Haven't found any general-purpose theano vs numpy benchmarks, but in the article there is comparison of neural networks and theano is expected to give much better speed than numpy/torch(c++)/matlab, specially it is fast on GPU

One more detailed review of numpy vs cython vs c (held in 2014)
Let me copy-paste the example results (computation of std).

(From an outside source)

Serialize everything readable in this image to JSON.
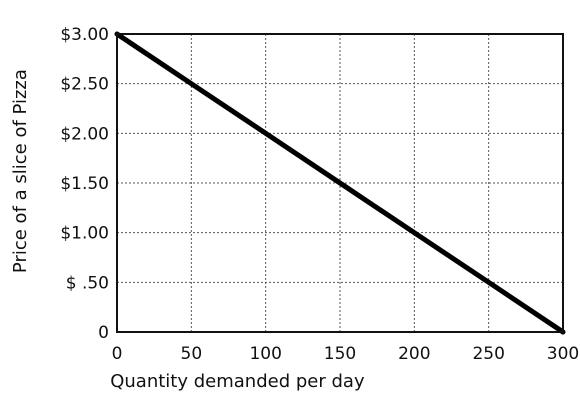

Method Time (ms) Compared to Python Compared to Numpy
Pure Python 183 x1 x0.03
Numpy 5.97 x31 x1
Naive Cython 7.76 x24 x0.8
Optimised Cython 2.18 x84 x2.7
Cython calling C 2.22 x82 x2.7

Simple, but comprehensive comparison of python accelerators was prepared by Jake Vanderplaas and Olivier Grisel:
Problem is computation of pairwise distances. The results this time seem to be unbiased:

Python 9.51s
Naive numpy 64.7 ms
Numba 6.72ms
Cython 6.57ms
Parakeet 12.3 ms
Cython 6.57 ms

By the way, I was recently looking for a slow place in my code, and it totally dropped of my mind that computation of residual is long operation:
Integer division / remainder computation time significaly depends on the bit depth (16 bit operation are ~2 times faster than 32 bit ones, division takes roughly 10 times more time than multiplication).

Surprising: multiplication/addition/binary operations take the same time (compared on numpy 1.9), which I personally find very strange (this behavior may be caused by quite complicated addressing in numpy arrays, which becomes the bottleneck, but this is only a guess).